1601 South Martin Luther King Blvd.
Tallahassee, Florida 32307
Acclaimed Author Dennis Kimbro to Keynote FAMU Summer 2008 Commencement
TALLAHASSEE, Fla. – Dennis P. Kimbro, Ph.D., acclaimed author and professor, will keynote Florida A&M University’s (FAMU) Summer 2008 commencement scheduled for 6 p.m. Friday, August 8, at the Tallahassee-Leon County Civic Center.
The line of march will commence at 5:40 p.m. and doors will open for the public at 5 p.m.
Kimbro has interviewed some of America’s most notable achievers with one question in mind: How can impoverished black Americans pull themselves out of poverty and reach their full potential?
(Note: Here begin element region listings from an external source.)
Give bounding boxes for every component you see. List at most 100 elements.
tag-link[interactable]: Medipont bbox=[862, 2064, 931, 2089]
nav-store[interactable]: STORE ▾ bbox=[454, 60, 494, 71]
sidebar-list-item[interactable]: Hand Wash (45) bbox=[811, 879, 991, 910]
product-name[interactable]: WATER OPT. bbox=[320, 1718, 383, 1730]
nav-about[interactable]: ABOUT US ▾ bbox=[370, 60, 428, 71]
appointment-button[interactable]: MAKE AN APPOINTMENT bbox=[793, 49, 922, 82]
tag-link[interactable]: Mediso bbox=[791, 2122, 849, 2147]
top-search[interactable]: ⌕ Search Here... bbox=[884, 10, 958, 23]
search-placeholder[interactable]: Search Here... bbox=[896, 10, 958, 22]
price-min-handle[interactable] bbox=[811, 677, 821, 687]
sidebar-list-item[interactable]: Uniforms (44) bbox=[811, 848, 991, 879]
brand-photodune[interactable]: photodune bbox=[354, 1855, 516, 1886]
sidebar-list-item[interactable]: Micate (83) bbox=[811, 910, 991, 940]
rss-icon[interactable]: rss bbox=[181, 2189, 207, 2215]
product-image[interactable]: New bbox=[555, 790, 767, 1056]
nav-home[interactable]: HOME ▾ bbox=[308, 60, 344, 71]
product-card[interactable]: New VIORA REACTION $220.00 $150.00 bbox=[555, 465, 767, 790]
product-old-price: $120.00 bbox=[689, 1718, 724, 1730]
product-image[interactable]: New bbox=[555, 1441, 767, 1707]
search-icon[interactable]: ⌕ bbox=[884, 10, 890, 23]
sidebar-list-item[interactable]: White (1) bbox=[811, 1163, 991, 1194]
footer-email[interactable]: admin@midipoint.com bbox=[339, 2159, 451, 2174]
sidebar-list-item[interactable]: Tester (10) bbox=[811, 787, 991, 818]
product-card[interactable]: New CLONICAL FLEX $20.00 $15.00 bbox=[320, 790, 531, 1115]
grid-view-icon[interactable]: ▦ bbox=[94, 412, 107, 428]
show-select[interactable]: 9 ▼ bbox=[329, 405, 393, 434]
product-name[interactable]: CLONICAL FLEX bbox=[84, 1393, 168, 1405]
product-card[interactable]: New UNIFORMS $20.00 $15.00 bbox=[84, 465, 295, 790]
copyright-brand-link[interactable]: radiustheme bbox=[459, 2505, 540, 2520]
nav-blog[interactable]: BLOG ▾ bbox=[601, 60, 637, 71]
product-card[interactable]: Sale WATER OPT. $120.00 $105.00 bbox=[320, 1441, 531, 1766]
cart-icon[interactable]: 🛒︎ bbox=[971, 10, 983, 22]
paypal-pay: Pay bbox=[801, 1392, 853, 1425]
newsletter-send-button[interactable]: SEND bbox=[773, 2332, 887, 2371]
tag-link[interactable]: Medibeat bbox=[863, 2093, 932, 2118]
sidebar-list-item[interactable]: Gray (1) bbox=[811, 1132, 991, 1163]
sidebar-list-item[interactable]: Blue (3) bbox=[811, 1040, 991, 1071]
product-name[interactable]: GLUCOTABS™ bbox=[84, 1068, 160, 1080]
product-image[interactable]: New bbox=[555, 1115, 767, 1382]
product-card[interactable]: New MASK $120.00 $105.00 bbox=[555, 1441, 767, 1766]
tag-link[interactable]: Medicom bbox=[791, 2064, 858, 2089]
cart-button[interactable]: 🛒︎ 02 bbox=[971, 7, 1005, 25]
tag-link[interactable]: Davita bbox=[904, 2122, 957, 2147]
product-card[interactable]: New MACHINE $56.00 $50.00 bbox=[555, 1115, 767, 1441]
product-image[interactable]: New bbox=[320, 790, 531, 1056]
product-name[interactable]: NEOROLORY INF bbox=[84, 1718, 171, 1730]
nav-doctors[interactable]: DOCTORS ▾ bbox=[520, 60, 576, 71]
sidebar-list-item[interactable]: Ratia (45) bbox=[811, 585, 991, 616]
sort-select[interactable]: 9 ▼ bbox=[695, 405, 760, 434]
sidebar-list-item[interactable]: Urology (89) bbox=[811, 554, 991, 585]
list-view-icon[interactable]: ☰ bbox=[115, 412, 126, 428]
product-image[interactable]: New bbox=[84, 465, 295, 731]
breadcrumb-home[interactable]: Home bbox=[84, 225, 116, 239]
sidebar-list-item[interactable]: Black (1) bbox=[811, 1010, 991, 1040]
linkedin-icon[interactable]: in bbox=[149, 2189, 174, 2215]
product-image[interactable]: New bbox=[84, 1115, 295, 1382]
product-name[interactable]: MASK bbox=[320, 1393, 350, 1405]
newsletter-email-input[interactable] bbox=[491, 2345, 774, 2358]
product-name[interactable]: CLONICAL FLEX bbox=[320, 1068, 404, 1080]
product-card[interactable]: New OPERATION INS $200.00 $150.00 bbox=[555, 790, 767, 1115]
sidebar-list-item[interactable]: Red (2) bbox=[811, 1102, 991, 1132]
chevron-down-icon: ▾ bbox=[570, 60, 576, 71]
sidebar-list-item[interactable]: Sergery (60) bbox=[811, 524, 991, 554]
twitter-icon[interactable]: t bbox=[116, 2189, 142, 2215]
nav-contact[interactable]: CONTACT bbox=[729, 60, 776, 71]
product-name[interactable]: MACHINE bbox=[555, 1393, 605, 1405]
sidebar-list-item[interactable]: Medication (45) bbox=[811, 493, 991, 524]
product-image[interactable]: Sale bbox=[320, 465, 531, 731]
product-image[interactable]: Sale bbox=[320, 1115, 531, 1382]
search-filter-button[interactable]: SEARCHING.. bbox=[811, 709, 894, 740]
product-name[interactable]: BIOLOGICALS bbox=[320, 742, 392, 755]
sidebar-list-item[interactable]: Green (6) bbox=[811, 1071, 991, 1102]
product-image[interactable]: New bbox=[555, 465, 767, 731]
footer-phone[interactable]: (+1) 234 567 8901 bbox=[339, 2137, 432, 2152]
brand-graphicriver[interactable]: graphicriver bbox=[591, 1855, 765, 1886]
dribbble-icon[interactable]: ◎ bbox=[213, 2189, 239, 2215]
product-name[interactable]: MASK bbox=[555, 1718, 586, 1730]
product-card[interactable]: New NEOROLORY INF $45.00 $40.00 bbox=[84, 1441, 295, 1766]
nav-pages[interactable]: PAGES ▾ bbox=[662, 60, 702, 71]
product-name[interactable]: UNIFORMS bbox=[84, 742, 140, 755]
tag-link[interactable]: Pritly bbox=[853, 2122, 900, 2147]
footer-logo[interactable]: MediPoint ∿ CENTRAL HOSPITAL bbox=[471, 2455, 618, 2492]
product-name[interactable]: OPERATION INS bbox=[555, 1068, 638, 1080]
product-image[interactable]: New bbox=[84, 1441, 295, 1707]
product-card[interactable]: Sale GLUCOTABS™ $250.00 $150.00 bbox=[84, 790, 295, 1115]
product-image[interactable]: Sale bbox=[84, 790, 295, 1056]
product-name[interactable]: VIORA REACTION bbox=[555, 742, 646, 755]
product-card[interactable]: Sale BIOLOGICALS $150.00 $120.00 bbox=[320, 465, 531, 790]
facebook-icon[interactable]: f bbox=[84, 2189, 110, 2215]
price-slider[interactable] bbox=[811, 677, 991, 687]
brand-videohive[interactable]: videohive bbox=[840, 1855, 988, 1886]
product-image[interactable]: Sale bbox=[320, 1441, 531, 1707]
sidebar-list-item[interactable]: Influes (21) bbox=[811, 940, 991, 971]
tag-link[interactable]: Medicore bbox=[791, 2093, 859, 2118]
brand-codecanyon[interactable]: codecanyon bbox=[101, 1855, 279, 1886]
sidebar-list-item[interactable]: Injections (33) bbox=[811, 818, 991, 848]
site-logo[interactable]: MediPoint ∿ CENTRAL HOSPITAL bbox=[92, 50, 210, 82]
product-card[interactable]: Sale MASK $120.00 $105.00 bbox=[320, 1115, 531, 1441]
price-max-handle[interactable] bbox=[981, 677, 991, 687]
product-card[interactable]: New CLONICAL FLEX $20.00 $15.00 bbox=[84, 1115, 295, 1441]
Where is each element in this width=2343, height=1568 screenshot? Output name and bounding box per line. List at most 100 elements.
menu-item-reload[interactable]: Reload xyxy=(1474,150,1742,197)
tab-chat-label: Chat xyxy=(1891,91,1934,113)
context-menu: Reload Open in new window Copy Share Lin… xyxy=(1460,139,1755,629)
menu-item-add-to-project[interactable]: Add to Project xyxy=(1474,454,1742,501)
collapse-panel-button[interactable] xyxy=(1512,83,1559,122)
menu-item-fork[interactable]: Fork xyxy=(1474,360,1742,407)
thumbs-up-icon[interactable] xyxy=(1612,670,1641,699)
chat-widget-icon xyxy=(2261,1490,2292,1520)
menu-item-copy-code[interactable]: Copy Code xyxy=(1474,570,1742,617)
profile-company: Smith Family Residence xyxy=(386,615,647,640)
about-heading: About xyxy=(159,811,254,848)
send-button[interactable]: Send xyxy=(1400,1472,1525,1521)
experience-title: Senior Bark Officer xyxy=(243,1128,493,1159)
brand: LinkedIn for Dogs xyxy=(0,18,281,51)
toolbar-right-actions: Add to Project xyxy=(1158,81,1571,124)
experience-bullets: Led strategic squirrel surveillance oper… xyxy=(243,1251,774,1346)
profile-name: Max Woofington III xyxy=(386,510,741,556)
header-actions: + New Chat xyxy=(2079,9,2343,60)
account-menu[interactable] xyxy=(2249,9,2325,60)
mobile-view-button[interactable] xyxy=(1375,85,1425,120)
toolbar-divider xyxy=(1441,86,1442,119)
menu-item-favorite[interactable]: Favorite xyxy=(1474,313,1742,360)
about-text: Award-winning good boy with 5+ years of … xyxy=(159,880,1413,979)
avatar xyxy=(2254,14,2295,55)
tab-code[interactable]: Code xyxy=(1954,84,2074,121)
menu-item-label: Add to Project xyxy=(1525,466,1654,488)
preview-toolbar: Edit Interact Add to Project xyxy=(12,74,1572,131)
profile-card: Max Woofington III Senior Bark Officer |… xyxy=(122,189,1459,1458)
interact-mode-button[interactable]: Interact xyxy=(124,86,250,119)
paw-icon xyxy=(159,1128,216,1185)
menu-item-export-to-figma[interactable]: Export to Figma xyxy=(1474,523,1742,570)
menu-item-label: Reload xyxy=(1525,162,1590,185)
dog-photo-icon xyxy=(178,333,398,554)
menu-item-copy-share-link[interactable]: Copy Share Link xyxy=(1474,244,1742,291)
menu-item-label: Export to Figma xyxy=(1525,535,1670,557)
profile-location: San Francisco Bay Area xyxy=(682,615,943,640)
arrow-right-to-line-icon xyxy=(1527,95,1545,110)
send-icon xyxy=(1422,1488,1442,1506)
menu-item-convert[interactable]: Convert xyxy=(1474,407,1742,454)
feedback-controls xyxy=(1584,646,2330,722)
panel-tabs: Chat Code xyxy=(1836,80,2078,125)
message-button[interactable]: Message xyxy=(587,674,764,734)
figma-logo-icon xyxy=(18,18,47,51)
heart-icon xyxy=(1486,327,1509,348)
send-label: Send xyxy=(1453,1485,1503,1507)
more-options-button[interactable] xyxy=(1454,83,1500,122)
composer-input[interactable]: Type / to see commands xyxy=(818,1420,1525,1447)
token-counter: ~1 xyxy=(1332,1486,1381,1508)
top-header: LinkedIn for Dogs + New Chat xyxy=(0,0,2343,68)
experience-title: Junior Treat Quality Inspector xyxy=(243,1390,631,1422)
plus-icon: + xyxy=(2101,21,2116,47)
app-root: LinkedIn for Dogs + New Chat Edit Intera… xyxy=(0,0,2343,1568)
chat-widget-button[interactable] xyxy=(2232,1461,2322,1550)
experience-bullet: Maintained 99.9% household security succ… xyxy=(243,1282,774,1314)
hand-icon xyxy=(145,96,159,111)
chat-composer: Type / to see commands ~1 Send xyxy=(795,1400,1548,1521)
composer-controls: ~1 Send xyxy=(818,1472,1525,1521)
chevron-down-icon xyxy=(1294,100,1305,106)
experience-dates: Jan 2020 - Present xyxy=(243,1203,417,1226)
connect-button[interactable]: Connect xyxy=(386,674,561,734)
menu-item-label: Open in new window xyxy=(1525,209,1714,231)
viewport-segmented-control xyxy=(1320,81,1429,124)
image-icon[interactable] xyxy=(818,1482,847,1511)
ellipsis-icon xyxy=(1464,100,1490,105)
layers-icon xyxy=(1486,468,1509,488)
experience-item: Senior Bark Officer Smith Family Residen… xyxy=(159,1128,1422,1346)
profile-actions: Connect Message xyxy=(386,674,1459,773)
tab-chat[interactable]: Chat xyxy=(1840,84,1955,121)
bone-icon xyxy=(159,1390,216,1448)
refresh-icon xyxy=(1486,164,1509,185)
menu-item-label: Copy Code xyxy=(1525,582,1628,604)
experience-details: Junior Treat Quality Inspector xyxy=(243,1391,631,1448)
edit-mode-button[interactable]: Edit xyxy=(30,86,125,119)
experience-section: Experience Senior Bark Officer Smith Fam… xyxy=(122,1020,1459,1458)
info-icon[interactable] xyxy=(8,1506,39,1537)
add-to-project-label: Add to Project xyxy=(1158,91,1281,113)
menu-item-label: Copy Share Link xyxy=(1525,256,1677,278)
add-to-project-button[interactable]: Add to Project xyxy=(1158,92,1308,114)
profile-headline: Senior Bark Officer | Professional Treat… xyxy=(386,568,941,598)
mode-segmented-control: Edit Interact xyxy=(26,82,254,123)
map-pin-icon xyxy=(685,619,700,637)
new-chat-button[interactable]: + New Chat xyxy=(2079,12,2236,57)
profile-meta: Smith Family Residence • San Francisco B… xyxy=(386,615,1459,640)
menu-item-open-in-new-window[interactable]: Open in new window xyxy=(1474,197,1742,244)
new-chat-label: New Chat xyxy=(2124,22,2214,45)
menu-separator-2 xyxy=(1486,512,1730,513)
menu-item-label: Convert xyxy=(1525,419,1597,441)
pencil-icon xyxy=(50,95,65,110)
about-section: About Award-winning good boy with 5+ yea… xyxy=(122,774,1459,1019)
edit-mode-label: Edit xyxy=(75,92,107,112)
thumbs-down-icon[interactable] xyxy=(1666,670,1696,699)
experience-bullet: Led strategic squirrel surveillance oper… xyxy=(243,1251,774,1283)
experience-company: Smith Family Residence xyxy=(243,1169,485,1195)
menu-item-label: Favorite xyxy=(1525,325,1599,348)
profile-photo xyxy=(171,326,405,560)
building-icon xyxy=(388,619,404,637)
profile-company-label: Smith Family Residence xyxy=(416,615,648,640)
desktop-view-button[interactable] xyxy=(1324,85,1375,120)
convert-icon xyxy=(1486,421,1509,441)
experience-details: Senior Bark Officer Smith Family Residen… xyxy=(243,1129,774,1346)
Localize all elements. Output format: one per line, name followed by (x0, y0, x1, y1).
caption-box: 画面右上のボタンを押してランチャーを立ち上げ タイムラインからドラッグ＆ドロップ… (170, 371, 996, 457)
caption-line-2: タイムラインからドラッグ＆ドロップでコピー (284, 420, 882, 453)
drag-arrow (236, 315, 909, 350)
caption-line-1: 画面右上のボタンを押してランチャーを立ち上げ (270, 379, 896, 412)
Kimbro decided to study, and use as a reference, Napoleon Hill’s bestseller “Think and Grow Rich.” He also developed an open survey to use among black Americans much like Hill did in the 1930s.
Two years later, Kimbro learned from the Napoleon Hill Foundation, that Hill himself had drafted a book in 1970 that explored his same question. After a personal meeting with the president of the foundation, Kimbro was commissioned to update and complete Hill’s original manuscript. The end result was “Think and Grow: A Black Choice,” which delves into the secrets of success contained in the lives of peak performing men and women, and reveals how readers can utilize these keys to make their dreams come true.
He has been awarded the Dale Carnegie Personal Achievement Award, and in 1996 he served as one of the eight national judges for the prestigious Ernst and Young USA Today Entrepreneur of the Year. The National Black MBA Association presented him with the 2005 H. Naylor Fitzhugh Award, emblematic of the top business professor in the nation. Kimbro has been featured on the Today Show and Larry King Live, and in the Wall Street Journal, New York Times and USA Today.
Kimbro is the author of several books including his bestseller “What Keeps Me Standing: A Black Grandmother’s Guide to Peace, Hope and Inspiration.”
Kimbro received his B.A. and M.S. degrees from the University of Oklahoma, and his doctorate from Northwestern University, where he studied wealth and poverty among underdeveloped countries. He is currently a professor at the Clark Atlanta University School of Business Administration. He is married, and is the father to three daughters; Kelli, Kimberli and MacKenzie.